Insula in migraine with aura (MA) is of specific interest as previous studies have found specific alterations of insular connectivity in MA. The anterior insula had a reduced connectivity with occipital areas in MA compared to MO and Healthy Controls (HC), and the connectivity changes between the left anterior insula and occipital areas were negatively correlated with headache severity in MA only (16). In a study investigating cognitive functions in migraine and assessing the DMN, patients with MA presented an increased FC between the right insular cortex, the left angular gyrus, the left supramarginal gyrus, the right precentral gyrus and the right postcentral gyrus compared to MO. In patients with complex MA, defined by more than visual symptoms, the right anterior insula was more strongly connected within the sensorimotor network compared to simple visual aura and MO, and this increased FC could discriminate between complex MA and simple visual aura (17). Moreover, in a PET/MRI brain study, uptake of [11C]PBR28, a glial activation maker, in the right posterior insula was correlated to the number of MA attacks (18). However, this result was not compared to MO.

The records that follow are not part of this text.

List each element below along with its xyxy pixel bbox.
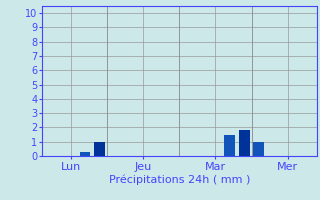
Bar — [80, 152, 91, 156]
X-axis label: Précipitations 24h ( mm ): Précipitations 24h ( mm ) — [108, 174, 250, 185]
Bar — [239, 130, 250, 156]
Bar — [224, 135, 235, 156]
Bar — [94, 142, 105, 156]
Bar — [253, 142, 264, 156]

These observations suggested that the insula exhibited altered connectivity in MA, however these studies have not taken into account the functional division of the insula. In fact, the studies have focused either on the salience network, which includes the anterior insula (16, 19, 20), or on the somato-sensory network, which includes the posterior insula (17) or to a few regions of interest that did not explore the insula in its subdivisions. To our knowledge, the FC of the insula’s functional subdivisions has not yet been comprehensively studied in MA. Therefore, in the present study, we aimed at investigating the bilateral insular connectivity in MA using seeds in the anterior, posterior, dorsal, middle and ventral insula.